Without a spot that makes sense for him to play in, Neal has been bounced around the Flames’ lineup to a ridiculous degree, playing 10 minutes or more with seven different line combinations in his just 191.35 minutes of 5-vs-5 ice time, according to Corsica.Hockey’s line combination tool.

The result has been a terrible start for Neal, where his minor penalties outnumber his points by a 5-4 margin over 15 games. Looking strictly at his on-ice statistics, his performance is below team average, but that’s not unexpected for a player slotted on the third line of a very top-heavy team, so the question I have is whether Neal has hit a sharp decline to begin this year.

Let’s look at the same statistics I presented over the summer and compare Neal’s year in Vegas to his first 15 games in Calgary.

Overall, Neal is about as involved in creating scoring chances as he was last year, still at a top-six forward rate, which is a good sign for him. However, his tendencies are all backwards.

Throughout his career, Neal has been a pretty decent playmaker in getting the puck to the slot, but he’s always been a shoot-first player with the playmaking being a secondary option. This year his shot rates from the slot are all down, while his passing rates are up.

In a vacuum, this is not necessarily bad, but I have noticed over the last couple years that when snipers are in a funk, this is often what’s happening — they’re not being selfish enough with the puck.

The issue isn’t his teammates not finding him either. Neal is receiving 2.72 passes in the slot per 20 minutes played at 5-vs-5, the highest rate on the Flames, significantly ahead of Sean Monahan in second at 2.47. So not only should he be getting more scoring chances, most of them should be involving pre-shot movement as well, making them extra dangerous. But he’s not getting his shots off.

A similar problem has happened with Neal’s attacking off the rush. While the Flames aren’t quite the rushing team that Vegas was last season, Neal ranks 12th among Flames forwards in scoring chances off the rush, where he’s been preferring to pass, something he has never shown himself to be adept at before.

If this is just a struggling player in a small sample size trying to find teammates to score while feeling like he’s in a rut, it’s probably nothing to worry about for the Flames. But the trouble with Neal is that he has been on a shooting decline in recent years.

Going back to the lockout-shortened season of 2012-13, Neal has seen his shot rates fall since 2014-15, and while there was a rise last season, it would make sense that he benefitted from the Vegas bump that many other players did. This season’s rates seem in line with the rate of decline he was seeing in Nashville.

None of this means that Neal is a useless player by any means — he has demonstrated that he’s still capable of putting up a decent number of shots, and he has been a consistent 10-12 per cent shooter for the last five seasons.
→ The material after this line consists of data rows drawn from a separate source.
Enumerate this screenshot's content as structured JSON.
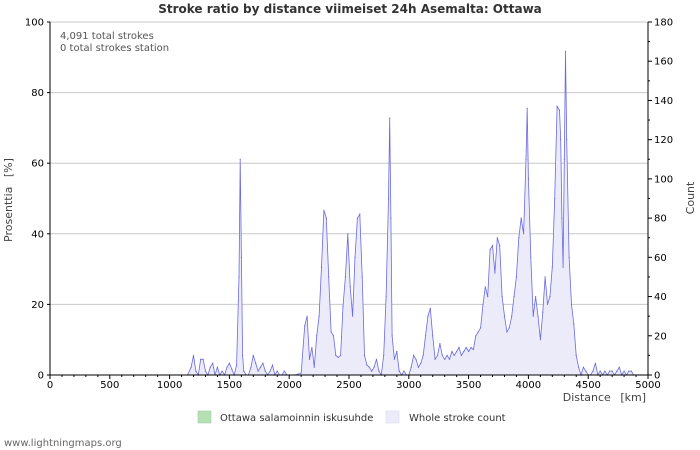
{
  "chart_data": {
    "type": "area",
    "title": "Stroke ratio by distance viimeiset 24h Asemalta: Ottawa",
    "xlabel": "Distance",
    "xunit": "[km]",
    "ylabel_left": "Prosenttia",
    "ylabel_left_unit": "[%]",
    "ylabel_right": "Count",
    "xlim": [
      0,
      5000
    ],
    "ylim_left": [
      0,
      100
    ],
    "ylim_right": [
      0,
      180
    ],
    "x_ticks": [
      "0",
      "500",
      "1000",
      "1500",
      "2000",
      "2500",
      "3000",
      "3500",
      "4000",
      "4500",
      "5000"
    ],
    "y_left_ticks": [
      "0",
      "20",
      "40",
      "60",
      "80",
      "100"
    ],
    "y_right_ticks": [
      "0",
      "20",
      "40",
      "60",
      "80",
      "100",
      "120",
      "140",
      "160",
      "180"
    ],
    "grid": true,
    "stats": [
      "4,091 total strokes",
      "0 total strokes station"
    ],
    "legend": [
      {
        "label": "Ottawa salamoinnin iskusuhde",
        "color": "#b4e0b4"
      },
      {
        "label": "Whole stroke count",
        "color": "#ecebfa"
      }
    ],
    "series": [
      {
        "name": "Whole stroke count",
        "axis": "right",
        "line_color": "#6a6ae0",
        "fill_color": "#ecebfa",
        "points": [
          [
            1150,
            0
          ],
          [
            1180,
            4
          ],
          [
            1200,
            10
          ],
          [
            1220,
            2
          ],
          [
            1240,
            0
          ],
          [
            1260,
            8
          ],
          [
            1280,
            8
          ],
          [
            1300,
            2
          ],
          [
            1320,
            0
          ],
          [
            1340,
            4
          ],
          [
            1360,
            6
          ],
          [
            1380,
            0
          ],
          [
            1400,
            4
          ],
          [
            1420,
            0
          ],
          [
            1440,
            2
          ],
          [
            1460,
            0
          ],
          [
            1480,
            4
          ],
          [
            1500,
            6
          ],
          [
            1520,
            3
          ],
          [
            1540,
            0
          ],
          [
            1560,
            5
          ],
          [
            1580,
            50
          ],
          [
            1590,
            110
          ],
          [
            1600,
            60
          ],
          [
            1610,
            10
          ],
          [
            1620,
            2
          ],
          [
            1640,
            0
          ],
          [
            1660,
            0
          ],
          [
            1680,
            4
          ],
          [
            1700,
            10
          ],
          [
            1720,
            6
          ],
          [
            1740,
            2
          ],
          [
            1760,
            4
          ],
          [
            1780,
            6
          ],
          [
            1800,
            2
          ],
          [
            1820,
            0
          ],
          [
            1840,
            2
          ],
          [
            1860,
            5
          ],
          [
            1880,
            0
          ],
          [
            1900,
            2
          ],
          [
            1920,
            0
          ],
          [
            1940,
            0
          ],
          [
            1960,
            2
          ],
          [
            1980,
            0
          ],
          [
            2000,
            0
          ],
          [
            2050,
            0
          ],
          [
            2100,
            1
          ],
          [
            2130,
            25
          ],
          [
            2150,
            30
          ],
          [
            2170,
            8
          ],
          [
            2190,
            14
          ],
          [
            2210,
            4
          ],
          [
            2230,
            20
          ],
          [
            2250,
            30
          ],
          [
            2270,
            55
          ],
          [
            2290,
            84
          ],
          [
            2310,
            80
          ],
          [
            2330,
            50
          ],
          [
            2350,
            22
          ],
          [
            2370,
            20
          ],
          [
            2390,
            10
          ],
          [
            2410,
            9
          ],
          [
            2430,
            10
          ],
          [
            2450,
            35
          ],
          [
            2470,
            50
          ],
          [
            2490,
            72
          ],
          [
            2510,
            45
          ],
          [
            2530,
            30
          ],
          [
            2550,
            60
          ],
          [
            2570,
            80
          ],
          [
            2590,
            82
          ],
          [
            2610,
            50
          ],
          [
            2630,
            10
          ],
          [
            2650,
            5
          ],
          [
            2670,
            4
          ],
          [
            2690,
            2
          ],
          [
            2710,
            4
          ],
          [
            2730,
            8
          ],
          [
            2750,
            2
          ],
          [
            2770,
            0
          ],
          [
            2790,
            10
          ],
          [
            2810,
            40
          ],
          [
            2830,
            90
          ],
          [
            2840,
            131
          ],
          [
            2850,
            80
          ],
          [
            2860,
            20
          ],
          [
            2880,
            8
          ],
          [
            2900,
            12
          ],
          [
            2920,
            2
          ],
          [
            2940,
            0
          ],
          [
            2960,
            2
          ],
          [
            2980,
            0
          ],
          [
            3000,
            0
          ],
          [
            3020,
            4
          ],
          [
            3040,
            10
          ],
          [
            3060,
            8
          ],
          [
            3080,
            4
          ],
          [
            3100,
            6
          ],
          [
            3120,
            10
          ],
          [
            3140,
            20
          ],
          [
            3160,
            30
          ],
          [
            3180,
            34
          ],
          [
            3200,
            20
          ],
          [
            3220,
            8
          ],
          [
            3240,
            10
          ],
          [
            3260,
            16
          ],
          [
            3280,
            10
          ],
          [
            3300,
            8
          ],
          [
            3320,
            10
          ],
          [
            3340,
            8
          ],
          [
            3360,
            12
          ],
          [
            3380,
            10
          ],
          [
            3400,
            12
          ],
          [
            3420,
            14
          ],
          [
            3440,
            10
          ],
          [
            3460,
            12
          ],
          [
            3480,
            14
          ],
          [
            3500,
            12
          ],
          [
            3520,
            14
          ],
          [
            3540,
            13
          ],
          [
            3560,
            20
          ],
          [
            3580,
            22
          ],
          [
            3600,
            24
          ],
          [
            3620,
            36
          ],
          [
            3640,
            45
          ],
          [
            3660,
            40
          ],
          [
            3680,
            64
          ],
          [
            3700,
            66
          ],
          [
            3720,
            52
          ],
          [
            3740,
            70
          ],
          [
            3760,
            66
          ],
          [
            3780,
            40
          ],
          [
            3800,
            30
          ],
          [
            3820,
            22
          ],
          [
            3840,
            24
          ],
          [
            3860,
            30
          ],
          [
            3880,
            40
          ],
          [
            3900,
            50
          ],
          [
            3920,
            70
          ],
          [
            3940,
            80
          ],
          [
            3960,
            72
          ],
          [
            3980,
            110
          ],
          [
            3990,
            136
          ],
          [
            4000,
            100
          ],
          [
            4020,
            60
          ],
          [
            4040,
            30
          ],
          [
            4060,
            40
          ],
          [
            4080,
            30
          ],
          [
            4100,
            18
          ],
          [
            4120,
            32
          ],
          [
            4140,
            50
          ],
          [
            4160,
            36
          ],
          [
            4180,
            40
          ],
          [
            4200,
            55
          ],
          [
            4220,
            90
          ],
          [
            4240,
            137
          ],
          [
            4260,
            135
          ],
          [
            4270,
            120
          ],
          [
            4280,
            80
          ],
          [
            4290,
            55
          ],
          [
            4300,
            110
          ],
          [
            4310,
            165
          ],
          [
            4320,
            120
          ],
          [
            4340,
            60
          ],
          [
            4360,
            36
          ],
          [
            4380,
            26
          ],
          [
            4400,
            10
          ],
          [
            4420,
            4
          ],
          [
            4440,
            0
          ],
          [
            4460,
            4
          ],
          [
            4480,
            2
          ],
          [
            4500,
            0
          ],
          [
            4520,
            0
          ],
          [
            4540,
            2
          ],
          [
            4560,
            6
          ],
          [
            4580,
            0
          ],
          [
            4600,
            2
          ],
          [
            4620,
            0
          ],
          [
            4640,
            2
          ],
          [
            4660,
            0
          ],
          [
            4680,
            2
          ],
          [
            4700,
            2
          ],
          [
            4720,
            0
          ],
          [
            4740,
            2
          ],
          [
            4760,
            4
          ],
          [
            4780,
            0
          ],
          [
            4800,
            2
          ],
          [
            4820,
            0
          ],
          [
            4840,
            2
          ],
          [
            4860,
            2
          ],
          [
            4880,
            0
          ],
          [
            4900,
            0
          ],
          [
            4920,
            0
          ],
          [
            4940,
            0
          ],
          [
            4960,
            0
          ],
          [
            5000,
            0
          ]
        ]
      }
    ]
  },
  "footer": {
    "credit": "www.lightningmaps.org"
  }
}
What it does mean, though, is that expectations should probably be lowered for his output unless he can get more shots, from better locations.

In previous years, Neal has compensated for lower shot rates by moving closer to the net, which kept him as a 30-goal threat in recent years, but this season so far we’ve seen his scoring chances go down with his shots.

I’m not convinced that Neal is incapable of recovering, but he’s a player to watch right now, because Calgary will need to get him going once Elias Lindholm’s hot streak cools off a little.